Between 1863-1944, Prokudin-Gorskii took a pioneering collection of Red, Green, and Blue photos using multiple cameras and corresponding colored filters. Unfortunately, the translation (and possibly rotation and scale) are misaligned, which presents a learning opportunity for us to get our hands dirty in image manipulation. This challenge additionally creates an opportunity to learn about computational efficiency when digitally manipulating images.
We first divide the image’s height into three individual images. Then we create all possible permutations of the translated image within a window size and compare the alignment using the structural similarity method from skimage. To make it more computationally tractable for very large images (TIFs), we use a hierarchical resolution approach to align the images (pyramid resolution scheme).

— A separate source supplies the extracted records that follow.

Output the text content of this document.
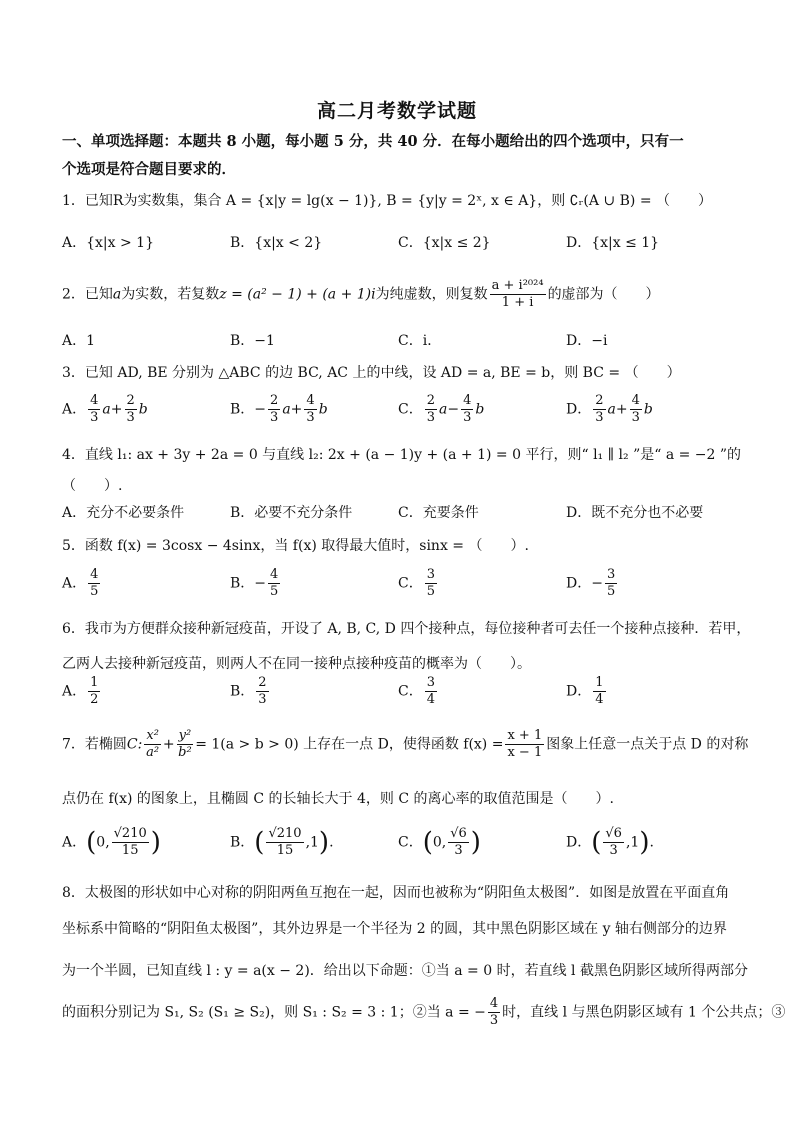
高二月考数学试题
一、单项选择题：本题共 8 小题，每小题 5 分，共 40 分．在每小题给出的四个选项中，只有一
个选项是符合题目要求的．
1．已知R为实数集，集合 A = {x|y = lg(x − 1)}, B = {y|y = 2ˣ, x ∈ A}，则 ∁ᵣ(A ∪ B) = （　　）
A．{x|x > 1}	B．{x|x < 2}	C．{x|x ≤ 2}	D．{x|x ≤ 1}
2．已知a为实数，若复数z = (a² − 1) + (a + 1)i为纯虚数，则复数 $\frac{\text{a + i²⁰²⁴}}{1 + i}$ 的虚部为（　　）
A．1	B．−1	C．i．	D．−i
3．已知 AD, BE 分别为 △ABC 的边 BC, AC 上的中线，设 AD = a, BE = b，则 BC = （　　）
A． $\frac{4}{3} a+ \frac{2}{3}$ b	B．− $\frac{2}{3} a+ \frac{4}{3}$ b	C． $\frac{2}{3} a- \frac{4}{3}$ b	D． $\frac{2}{3} a+ \frac{4}{3}$ b
4．直线 l₁: ax + 3y + 2a = 0 与直线 l₂: 2x + (a − 1)y + (a + 1) = 0 平行，则“ l₁ ∥ l₂ ”是“ a = −2 ”的
（　　）.
A．充分不必要条件	B．必要不充分条件	C．充要条件	D．既不充分也不必要
5．函数 f(x) = 3cosx − 4sinx，当 f(x) 取得最大值时，sinx = （　　）.
A． $\frac{4}{5}$	B．− $\frac{4}{5}$	C． $\frac{3}{5}$	D．− $\frac{3}{5}$
6．我市为方便群众接种新冠疫苗，开设了 A, B, C, D 四个接种点，每位接种者可去任一个接种点接种．若甲，
乙两人去接种新冠疫苗，则两人不在同一接种点接种疫苗的概率为（　　）。
A． $\frac{1}{2}$	B． $\frac{2}{3}$	C． $\frac{3}{4}$	D． $\frac{1}{4}$
7．若椭圆C: $\frac{\text{x²}}{\text{a²}} + \frac{\text{y²}}{\text{b²}} = 1(a > b > 0)$ 上存在一点 D，使得函数 $f(x) = \frac{x + 1}{x - 1}$ 图象上任意一点关于点 D 的对称
点仍在 f(x) 的图象上，且椭圆 C 的长轴长大于 4，则 C 的离心率的取值范围是（　　）.
A．(0, $\frac{√210}{15}$ )	B．( $\frac{√210}{15} ,1$).	C．(0, $\frac{√6}{3}$ )	D．( $\frac{√6}{3} ,1$).
8．太极图的形状如中心对称的阴阳两鱼互抱在一起，因而也被称为“阴阳鱼太极图”．如图是放置在平面直角
坐标系中简略的“阴阳鱼太极图”，其外边界是一个半径为 2 的圆，其中黑色阴影区域在 y 轴右侧部分的边界
为一个半圆，已知直线 l : y = a(x − 2)．给出以下命题：①当 a = 0 时，若直线 l 截黑色阴影区域所得两部分
的面积分别记为 S₁, S₂ (S₁ ≥ S₂)，则 S₁ : S₂ = 3 : 1；②当 a = − $\frac{4}{3}$ 时，直线 l 与黑色阴影区域有 1 个公共点；③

I explored reducing for loops and roll operations by using a tiling approach in hopes of reducing the computational load. Unfortunately, I did not have enough time to confirm that this was a faster approach than individually transforming images. Additionally, I explored using “fancy indexing” to apply transformations in bulk for the set of tiling images, but could not finish in time.
While the algorithm achieved alignment, I realize that my vector displacement might be off, as it was relative to the previous level in the pyramid.
The biggest challenge was spending too much time on the fancy indexing approach. Instead of doing alignment at the highest resolution, I skipped this level, and in hindsight, exploring gradient descent on the error could have yielded more efficient results.